Good to know Rick. Though your still trapping yourself to the company store, even if it is outsourced.
Where does the profit for a booming using points go? Do you think Chase gets some of it or not?
Yes! I saw the blog you reference too and appreciate your research here. I have virtually no experience with redeeming UR points for travel. My limited attempt to rent a car via UR found prices more than $100 higher there. Another anecdote, I know, but a surprising one for me because several bloggers claimed that UR is almost always better for car rentals. Maybe the exception makes the rule….?
Even if it does, I think the arrivals card is a better bet. And with a churn coming up, and my needing to choose between a Chase app for the CSP (I just downgraded my husband’s to plain vanilla Sapphire to save the annual fee when it hit) and the Avios offer which I believe is up to 100,000 again, I think I may just opt for the Avios. And get our household another Arrivals card while I am at it!
Yeah I’ve had little luck with the portal, but I will take into account what Rich says here and take a look to see how the flights price out – for me though, the Arrival is great for these types of trips, as are Avios, both work best for short hops.
rick b says
To make my stance clear…I don’t endorse using UR points for cash-back type awards. Even with the devaluation, you can still get a much better deal by transferring to BA or United directly. Even on coach awards, you can almost always get 2+ cents of value out of them. Hyatt also comes handy sometimes in expensive cities.
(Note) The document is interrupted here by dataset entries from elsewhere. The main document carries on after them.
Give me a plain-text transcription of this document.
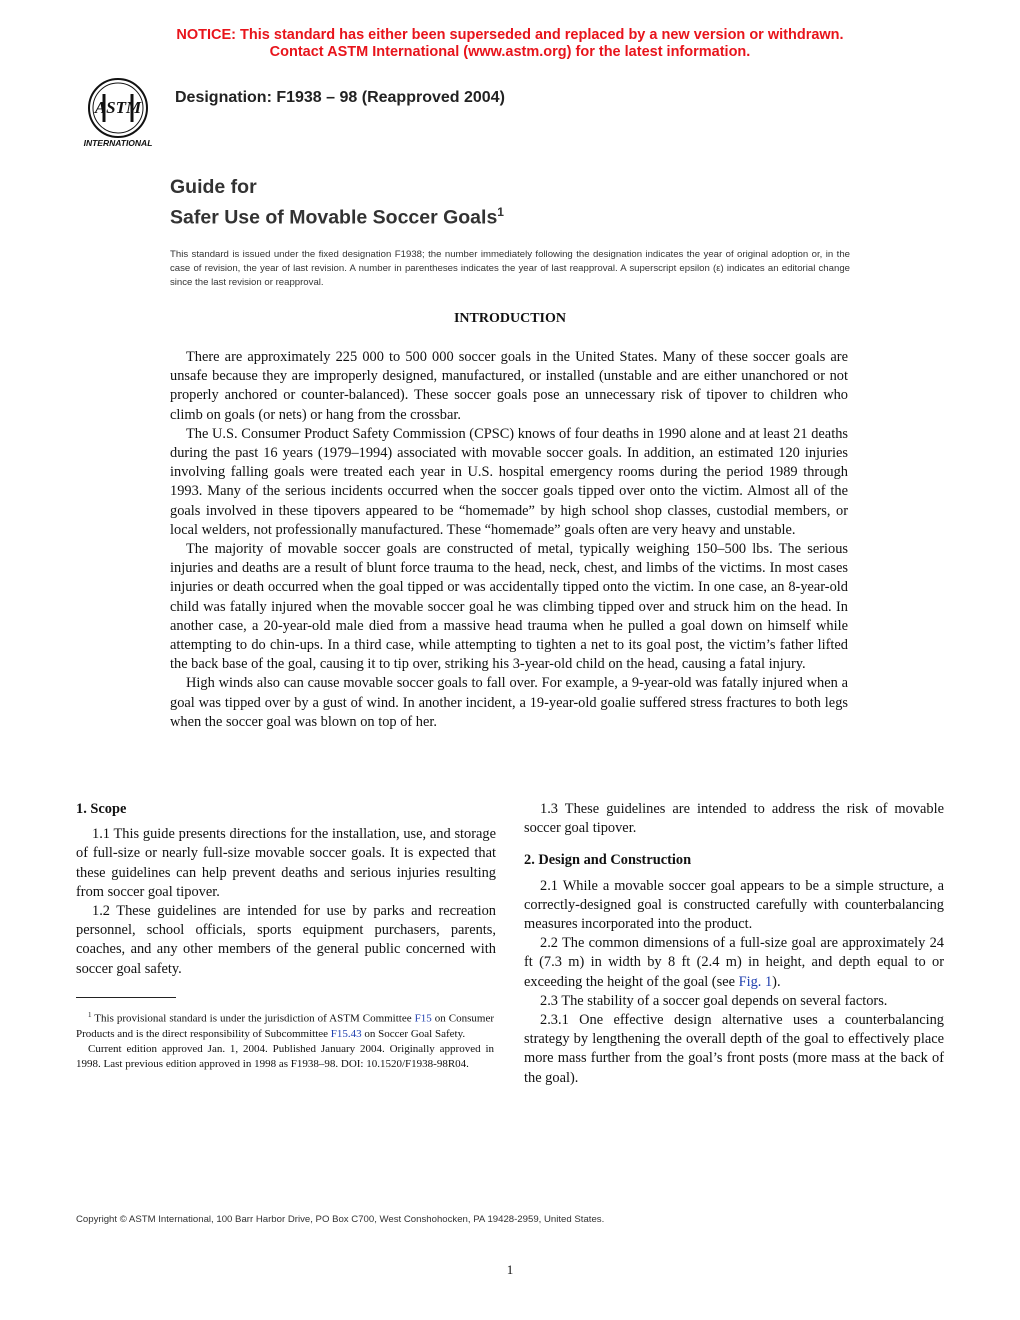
NOTICE: This standard has either been superseded and replaced by a new version or withdrawn.
Contact ASTM International (www.astm.org) for the latest information.
ASTM
INTERNATIONAL
Designation: F1938 – 98 (Reapproved 2004)
Guide for
Safer Use of Movable Soccer Goals$^1$

This standard is issued under the fixed designation F1938; the number immediately following the designation indicates the year of original adoption or, in the case of revision, the year of last revision. A number in parentheses indicates the year of last reapproval. A superscript epsilon (ε) indicates an editorial change since the last revision or reapproval.

INTRODUCTION

There are approximately 225 000 to 500 000 soccer goals in the United States. Many of these soccer goals are unsafe because they are improperly designed, manufactured, or installed (unstable and are either unanchored or not properly anchored or counter-balanced). These soccer goals pose an unnecessary risk of tipover to children who climb on goals (or nets) or hang from the crossbar.

The U.S. Consumer Product Safety Commission (CPSC) knows of four deaths in 1990 alone and at least 21 deaths during the past 16 years (1979–1994) associated with movable soccer goals. In addition, an estimated 120 injuries involving falling goals were treated each year in U.S. hospital emergency rooms during the period 1989 through 1993. Many of the serious incidents occurred when the soccer goals tipped over onto the victim. Almost all of the goals involved in these tipovers appeared to be “homemade” by high school shop classes, custodial members, or local welders, not professionally manufactured. These “homemade” goals often are very heavy and unstable.

The majority of movable soccer goals are constructed of metal, typically weighing 150–500 lbs. The serious injuries and deaths are a result of blunt force trauma to the head, neck, chest, and limbs of the victims. In most cases injuries or death occurred when the goal tipped or was accidentally tipped onto the victim. In one case, an 8-year-old child was fatally injured when the movable soccer goal he was climbing tipped over and struck him on the head. In another case, a 20-year-old male died from a massive head trauma when he pulled a goal down on himself while attempting to do chin-ups. In a third case, while attempting to tighten a net to its goal post, the victim’s father lifted the back base of the goal, causing it to tip over, striking his 3-year-old child on the head, causing a fatal injury.

High winds also can cause movable soccer goals to fall over. For example, a 9-year-old was fatally injured when a goal was tipped over by a gust of wind. In another incident, a 19-year-old goalie suffered stress fractures to both legs when the soccer goal was blown on top of her.

1. Scope

1.1 This guide presents directions for the installation, use, and storage of full-size or nearly full-size movable soccer goals. It is expected that these guidelines can help prevent deaths and serious injuries resulting from soccer goal tipover.

1.2 These guidelines are intended for use by parks and recreation personnel, school officials, sports equipment purchasers, parents, coaches, and any other members of the general public concerned with soccer goal safety.

1.3 These guidelines are intended to address the risk of movable soccer goal tipover.

2. Design and Construction

2.1 While a movable soccer goal appears to be a simple structure, a correctly-designed goal is constructed carefully with counterbalancing measures incorporated into the product.

2.2 The common dimensions of a full-size goal are approximately 24 ft (7.3 m) in width by 8 ft (2.4 m) in height, and depth equal to or exceeding the height of the goal (see Fig. 1).

2.3 The stability of a soccer goal depends on several factors.

2.3.1 One effective design alternative uses a counterbalancing strategy by lengthening the overall depth of the goal to effectively place more mass further from the goal’s front posts (more mass at the back of the goal).

$^1$ This provisional standard is under the jurisdiction of ASTM Committee F15 on Consumer Products and is the direct responsibility of Subcommittee F15.43 on Soccer Goal Safety.

Current edition approved Jan. 1, 2004. Published January 2004. Originally approved in 1998. Last previous edition approved in 1998 as F1938–98. DOI: 10.1520/F1938-98R04.

Copyright © ASTM International, 100 Barr Harbor Drive, PO Box C700, West Conshohocken, PA 19428-2959, United States.
1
The Arrival now is my goto card. Ink Plus comes next 🙂
I’m a fan, my goto remains the Fidelity Amex, but I do like the Arrival a lot since I do have enough travel incidentals to make it worthwhile.
Travel Summary says
I’m not going to write a huge rebuttal or anything, but it’s really not that uncommon to find the exact same price on the UR portal. I wrote the below post a while back on a super-cheap mileage run fare that had the exact same price on the portal as on United’s website. Your argument is as anecdotal as mine.
In your example you compare United.com with Ultimate Rewards- meaning you left off the chance to get extra value on a revenue ticket by buying through a OTA and shopping portal.
The differences on hotels and cars seem massive, I will have to look at flights more closely.